Quand le capitaine de Chaluset fut informé de l’aventure de Géronnet de Ladurant, et comment il et ses gens avoient été rués jus de messire Jean Bonne-Lance, il n’en fit pas trop grand compte ; et répondit ainsi à ceux qui le lui avoient conté : « Vous êtes cy venus pour quérir argent et leur délivrance, n’est-ce pas ? » dit le capitaine. « Oui, répondirent-ils, on ne gagne pas toujours. » — « Je n’en sais, dit-il, de gagne ni de perte ; mais de par moi n’auront-ils rien, car je ne les y fis pas aller ; ils ont chevauché à leur aventure. Or leur mandez, ou dites, quand vous les verrez, qu’aventure les délivre. Pensez-vous que je vueille mettre mon argent en tel emploi ? Par ma foi, beaux compagnons, nenni. Toujours aurai-je des compagnons assez qui chevaucheront plus sagement que ceux n’aient fait. Si ne délivrerai, ni racheterai jà homme, s’il n’est pris en ma compagnie. »
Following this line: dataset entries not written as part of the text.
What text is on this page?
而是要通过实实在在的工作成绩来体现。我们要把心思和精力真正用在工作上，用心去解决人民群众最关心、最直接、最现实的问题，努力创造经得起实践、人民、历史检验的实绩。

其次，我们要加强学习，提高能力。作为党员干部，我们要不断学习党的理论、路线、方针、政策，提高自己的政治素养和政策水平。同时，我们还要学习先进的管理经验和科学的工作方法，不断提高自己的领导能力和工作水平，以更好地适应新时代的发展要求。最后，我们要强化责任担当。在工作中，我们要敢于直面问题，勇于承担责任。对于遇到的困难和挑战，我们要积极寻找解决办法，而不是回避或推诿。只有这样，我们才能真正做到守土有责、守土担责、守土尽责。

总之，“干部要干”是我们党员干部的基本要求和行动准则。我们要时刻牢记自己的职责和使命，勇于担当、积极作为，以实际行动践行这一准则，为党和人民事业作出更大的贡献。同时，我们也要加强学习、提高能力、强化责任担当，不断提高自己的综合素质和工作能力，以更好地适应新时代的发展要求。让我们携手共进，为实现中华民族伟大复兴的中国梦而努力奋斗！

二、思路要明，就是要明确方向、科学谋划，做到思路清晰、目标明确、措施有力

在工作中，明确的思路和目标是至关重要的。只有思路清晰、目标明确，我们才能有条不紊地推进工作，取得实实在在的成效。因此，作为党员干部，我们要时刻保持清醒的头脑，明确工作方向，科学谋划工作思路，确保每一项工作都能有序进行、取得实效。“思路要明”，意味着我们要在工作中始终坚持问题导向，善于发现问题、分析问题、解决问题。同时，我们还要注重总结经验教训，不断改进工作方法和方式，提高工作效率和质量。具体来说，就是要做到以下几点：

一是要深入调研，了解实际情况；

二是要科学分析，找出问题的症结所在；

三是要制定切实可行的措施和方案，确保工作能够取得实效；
Ce fut la réponse finable qu’ils purent lors avoir pour Géronnet. « C’est bon, dirent-ils entre eux, que les deux ou les trois des nôtres retournent à Monferrant et content ces nouvelles à Géronnet, parquoi il ait sur ce avis. » Ils le firent. Les trois retournèrent à Montferrant, et passèrent au dehors de Clermont en Auvergne, et abreuvèrent leurs chevaux au ru du moulin, qui court moult près des murs ; et là se tinrent un grand temps en l’eau, regardant la manière et ordonnance des murs de Clermont, et comment ils n’étoient pas trop hauts à monter, ni trop malaisés. « Ha, cap de Saint Antoine ! dirent-ils entre eux, comment cette ville de Clermont est bien prenable ! Si nous y venons une nuit, nous l’aurons, voire s’il ne font pas trop grand guet. Puis, dirent-ils tous en riant, et en leur gascon, nous la barguignons, et une autre fois nous l’acaterons[1]. On ne peut pas bargaingner, et achapter tout sur un jour. » Donc passèrent-ils outre, et chevauchèrent jusques à Montferrant, et trouvèrent illecques Géronnet et ses compagnons ; si leur recordèrent et leur contèrent leurs paroles, et leurs réponses, toutes telles, ni plus ni moins, que Perrot le Bernois avoit dites et parlées, dont ils furent tous ébahis et déconfits, car ils ne pouvoient ni savoient où ailleurs trouver finances. Et furent un jour et une nuit tout courroucés. À l’autre jour s’avisa Géronnet, et dit à ceux qui ces nouvelles lui avoient apportées : « Seigneurs compagnons, retournez devers notre capitaine, et lui dites, de par moi, que je l’ai, à mon pouvoir, toujours et tant que j’ai été de-lez lui, servi bien et loyaument, et servirai encore, s’il lui plaît ; et sache, de par moi, que, si je me tourne François pour moi délivrer, il n’y gagnera rien ; ce que je ferai trop envis, et du plus tard que je pourrai. Mais dites lui qu’il nous délivre d’ici ; et, un mois après ma délivrance, je le mettrai en tel parti d’armes, si à lui ne tient, qu’il gagnera, avecques ses compagnons, cent mille francs. »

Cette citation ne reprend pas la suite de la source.